И вдруг Егор громко, отчетливо, остервенело процитировал: «Ее нижняя юбка была в широкую красную и синюю полоску и казалась сделанной из театрального занавеса. Я бы много дал, чтобы занять первое место, но спектакль не состоялся». (Пауза.) — И потом в белую тишину из-за занавески полетело еще, последнее, ученое: — Лихтенберг!

И пялилась в окошки луна.

Старик перестал храпеть и спросил встревожено:

— Кто? Чего вы?

— Да вон... ругается лежит,— сказала старуха недовольно.— Первое место не занял, вишь.

— Это не я ругаюсь,— пояснил Егор,— а Лихтенберг.

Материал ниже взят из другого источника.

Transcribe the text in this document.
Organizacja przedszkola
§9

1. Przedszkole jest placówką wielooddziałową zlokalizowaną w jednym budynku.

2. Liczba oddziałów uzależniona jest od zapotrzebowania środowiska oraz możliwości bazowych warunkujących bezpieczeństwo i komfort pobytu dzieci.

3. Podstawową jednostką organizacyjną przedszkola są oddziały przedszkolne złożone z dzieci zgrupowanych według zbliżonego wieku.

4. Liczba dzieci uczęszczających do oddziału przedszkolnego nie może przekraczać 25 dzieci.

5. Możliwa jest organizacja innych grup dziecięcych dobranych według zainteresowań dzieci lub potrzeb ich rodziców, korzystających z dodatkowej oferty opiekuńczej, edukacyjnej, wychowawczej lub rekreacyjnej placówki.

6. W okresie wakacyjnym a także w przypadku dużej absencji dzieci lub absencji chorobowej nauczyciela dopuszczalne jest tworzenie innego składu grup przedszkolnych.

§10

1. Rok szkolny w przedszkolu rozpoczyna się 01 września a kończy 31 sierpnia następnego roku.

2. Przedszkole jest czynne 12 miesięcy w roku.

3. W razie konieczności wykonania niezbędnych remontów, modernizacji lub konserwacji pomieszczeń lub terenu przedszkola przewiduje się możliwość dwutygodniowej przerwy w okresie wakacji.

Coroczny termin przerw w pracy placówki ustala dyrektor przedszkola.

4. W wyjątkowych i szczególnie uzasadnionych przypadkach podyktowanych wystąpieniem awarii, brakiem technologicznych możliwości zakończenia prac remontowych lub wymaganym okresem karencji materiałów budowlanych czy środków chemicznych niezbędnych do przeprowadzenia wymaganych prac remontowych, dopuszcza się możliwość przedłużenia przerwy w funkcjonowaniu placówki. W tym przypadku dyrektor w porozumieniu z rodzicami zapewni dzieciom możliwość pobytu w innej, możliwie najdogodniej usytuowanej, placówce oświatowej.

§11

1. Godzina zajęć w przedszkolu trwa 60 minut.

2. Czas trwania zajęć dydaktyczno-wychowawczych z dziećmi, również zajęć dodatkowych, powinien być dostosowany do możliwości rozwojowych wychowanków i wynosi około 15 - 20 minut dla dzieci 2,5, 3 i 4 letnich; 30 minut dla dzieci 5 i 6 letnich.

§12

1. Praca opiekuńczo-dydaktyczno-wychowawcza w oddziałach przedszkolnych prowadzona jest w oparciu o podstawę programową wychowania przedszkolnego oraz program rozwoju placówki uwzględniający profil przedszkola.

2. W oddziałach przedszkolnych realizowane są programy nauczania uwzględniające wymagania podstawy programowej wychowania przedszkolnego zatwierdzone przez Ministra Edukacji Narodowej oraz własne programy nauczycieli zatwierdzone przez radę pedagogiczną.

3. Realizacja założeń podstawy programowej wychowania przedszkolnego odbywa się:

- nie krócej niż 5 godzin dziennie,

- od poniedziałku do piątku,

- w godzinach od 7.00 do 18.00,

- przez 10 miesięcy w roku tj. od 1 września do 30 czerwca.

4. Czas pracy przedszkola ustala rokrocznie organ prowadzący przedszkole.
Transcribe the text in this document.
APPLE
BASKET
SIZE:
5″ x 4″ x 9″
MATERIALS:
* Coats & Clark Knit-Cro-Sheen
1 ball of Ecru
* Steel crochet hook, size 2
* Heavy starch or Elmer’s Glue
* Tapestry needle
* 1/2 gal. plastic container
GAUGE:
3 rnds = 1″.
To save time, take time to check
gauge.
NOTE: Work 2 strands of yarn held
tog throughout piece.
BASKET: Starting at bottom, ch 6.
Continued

— Я вот поругаюсь,— проворчал старик.— Чего ты там?

— Это не я!— раздраженно воскликнул Егор.— Так сказал Лихтенберг! И он вовсе не ругается, а острит.

— Тоже, наверно, бухгалтер?— спросил старик не без издевки.

— Француз,— откликнулся Егор.

— А?

— Француз!

— Спите!— сердито сказала старуха.— Разговорились.

И стало тихо. Только тикали ходики.

И пялилась в окошки луна.

Наутро, когда отзавтракали и Люба с Егором остались одни за столом, Егор сказал:

— Так, Любовь... Еду в город заниматься эки... ров... экипировкой. Оденусь.

Люба спокойно, чуть усмешливо, но с едва уловимой грустью смотрела на него. Молчала, как будто понимала нечто большее, чем то, что ей сказал Егор.

— Ехай,— сказала она тихо.

— А чего ты так смотришь?— Егор и сам засмотрелся на нее, на утреннюю, хорошую. И почувствовал тревогу от возможной разлуки с ней. И ему тоже стало грустно, но он грустить не умел — он нервничал.

— Как?

— Не веришь мне?

Люба долго опять молчала.

— Делай как тебе душа велит, Егор. Что ты спрашиваешь — верю, не верю?.. Верю я или не верю — тебя же это не остановит.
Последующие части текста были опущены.